Unlike in the UK, housing costs are heavily weighted in calculations of US inflation. The price index measures a range of items, including rents, hotel rates and household insurance.

Housing costs accounted for more than 70% of inflation last month, according to the Labor Department.

Rents rose 0.5% from September to October, the same pace as in recent months.

Investors raise hopes of economic rebound in Germany

Confidence now grows that the downturn in the largest EU economy has fallen after the latest economic survey from the ZEW.

German investors have recently become more optimistic about the next six months of the year, now encouraged by a growing belief that an economic turnaround is imminent as inflation falls and interest rates stabilise. 

The brightening of investor hopes is a stark contrast to the recent data pointing to a contraction in German output this year, but economists said the change in outlook reflected a sense that the most challenging conditions were set to ease across the nation.

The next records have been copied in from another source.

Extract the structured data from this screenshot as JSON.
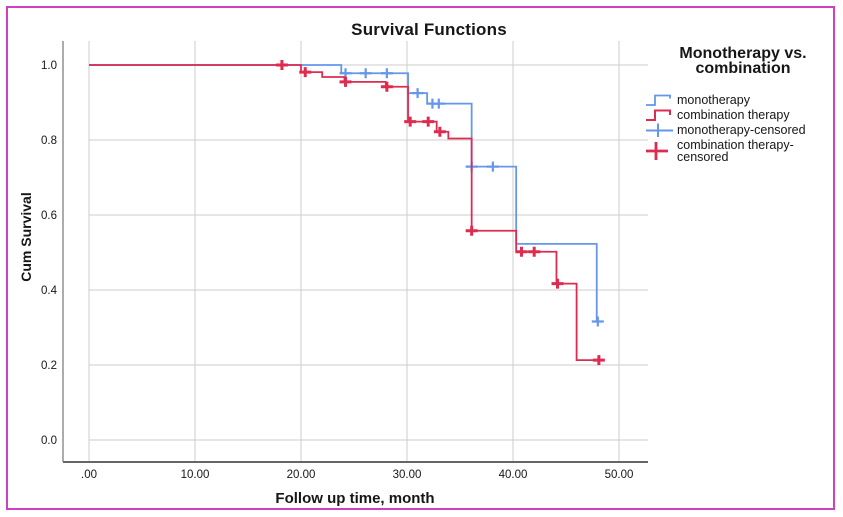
{
  "figure": {
    "border_color": "#cf3fc1"
  },
  "colors": {
    "monotherapy": "#6497e9",
    "combination": "#de2c50",
    "grid": "#cccccc",
    "spine": "#757575",
    "text": "#161616",
    "figure_border": "#cf3fc1"
  },
  "legend": {
    "title_line1": "Monotherapy vs.",
    "title_line2": "combination",
    "items": [
      {
        "label": "monotherapy",
        "type": "step-line",
        "color": "#6497e9"
      },
      {
        "label": "combination therapy",
        "type": "step-line",
        "color": "#de2c50"
      },
      {
        "label": "monotherapy-censored",
        "type": "censor-plus",
        "color": "#6497e9"
      },
      {
        "label": "combination therapy-censored",
        "label_line1": "combination therapy-",
        "label_line2": "censored",
        "type": "censor-plus",
        "color": "#de2c50"
      }
    ]
  },
  "chart_data": {
    "type": "line",
    "subtype": "kaplan-meier-step",
    "title": "Survival Functions",
    "xlabel": "Follow up time, month",
    "ylabel": "Cum Survival",
    "xlim": [
      -2.5,
      52.7
    ],
    "ylim": [
      -0.06,
      1.06
    ],
    "grid": true,
    "legend_position": "right",
    "x_ticks": [
      {
        "value": 0,
        "label": ".00"
      },
      {
        "value": 10,
        "label": "10.00"
      },
      {
        "value": 20,
        "label": "20.00"
      },
      {
        "value": 30,
        "label": "30.00"
      },
      {
        "value": 40,
        "label": "40.00"
      },
      {
        "value": 50,
        "label": "50.00"
      }
    ],
    "y_ticks": [
      {
        "value": 1.0,
        "label": "1.0"
      },
      {
        "value": 0.8,
        "label": "0.8"
      },
      {
        "value": 0.6,
        "label": "0.6"
      },
      {
        "value": 0.4,
        "label": "0.4"
      },
      {
        "value": 0.2,
        "label": "0.2"
      },
      {
        "value": 0.0,
        "label": "0.0"
      }
    ],
    "series": [
      {
        "name": "monotherapy",
        "color": "#6497e9",
        "line_width": 1.8,
        "censor_stroke": 2.2,
        "end_t": 47.9,
        "steps": [
          {
            "t": 0,
            "s": 1.0
          },
          {
            "t": 23.8,
            "s": 0.978
          },
          {
            "t": 30.1,
            "s": 0.925
          },
          {
            "t": 31.9,
            "s": 0.897
          },
          {
            "t": 36.1,
            "s": 0.729
          },
          {
            "t": 40.3,
            "s": 0.523
          },
          {
            "t": 47.9,
            "s": 0.316
          }
        ],
        "censored": [
          {
            "t": 24.2,
            "s": 0.978
          },
          {
            "t": 26.1,
            "s": 0.978
          },
          {
            "t": 28.1,
            "s": 0.978
          },
          {
            "t": 31.0,
            "s": 0.925
          },
          {
            "t": 32.4,
            "s": 0.897
          },
          {
            "t": 33.0,
            "s": 0.897
          },
          {
            "t": 36.1,
            "s": 0.729
          },
          {
            "t": 38.1,
            "s": 0.729
          },
          {
            "t": 48.0,
            "s": 0.316
          }
        ]
      },
      {
        "name": "combination therapy",
        "color": "#de2c50",
        "line_width": 1.8,
        "censor_stroke": 3,
        "end_t": 48.6,
        "steps": [
          {
            "t": 0,
            "s": 1.0
          },
          {
            "t": 20.0,
            "s": 0.981
          },
          {
            "t": 22.0,
            "s": 0.968
          },
          {
            "t": 24.1,
            "s": 0.955
          },
          {
            "t": 28.0,
            "s": 0.942
          },
          {
            "t": 30.1,
            "s": 0.849
          },
          {
            "t": 32.8,
            "s": 0.822
          },
          {
            "t": 33.9,
            "s": 0.804
          },
          {
            "t": 36.1,
            "s": 0.558
          },
          {
            "t": 40.3,
            "s": 0.502
          },
          {
            "t": 44.1,
            "s": 0.417
          },
          {
            "t": 46.0,
            "s": 0.213
          }
        ],
        "censored": [
          {
            "t": 18.2,
            "s": 1.0
          },
          {
            "t": 20.4,
            "s": 0.981
          },
          {
            "t": 24.2,
            "s": 0.955
          },
          {
            "t": 28.1,
            "s": 0.942
          },
          {
            "t": 30.3,
            "s": 0.849
          },
          {
            "t": 32.0,
            "s": 0.849
          },
          {
            "t": 33.1,
            "s": 0.822
          },
          {
            "t": 36.1,
            "s": 0.558
          },
          {
            "t": 40.8,
            "s": 0.502
          },
          {
            "t": 42.0,
            "s": 0.502
          },
          {
            "t": 44.2,
            "s": 0.417
          },
          {
            "t": 48.1,
            "s": 0.213
          }
        ]
      }
    ]
  }
}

The ZEW’s monthly survey of investors in Europe’s largest economy found their outlook had improved dramatically since March. Its index of German economic expectations jumped to 9.8 in November, up from minus 1.1 in October. This value was higher than the reading of 5 forecast by economists in a Reuters poll.

However, its index of observations about current conditions in Germany remained deep in negative territory at minus 79.8, only a slight improvement from minus 79.9 last month. 

Germany has been hit by higher energy prices since Russia’s full-scale invasion of Ukraine last year and a downturn in global trade partly due to China’s weaker growth. 

Gross domestic product shrank 0.1% in the three months to September from the previous quarter, reflecting falls in industrial production, exports and retail sales. Most economists expect a further contraction in the fourth quarter and only a tepid rebound next year.

ZEW also found investors were becoming more upbeat about the outlook for the wider eurozone, despite their assessment of current conditions in the region decreasing from an already low level.  

The share of investors expecting eurozone inflation value to fall in the next six months rose significantly, on the other hand, the number expecting short-term interest rates to be cut in that period increased to just over a fifth.

The European Central Bank, which last month held its benchmark deposit rate at 4 per cent after 10 consecutive increases, has forecast that eurozone GDP will recover next year as higher wages and lower inflation lift consumer spending power.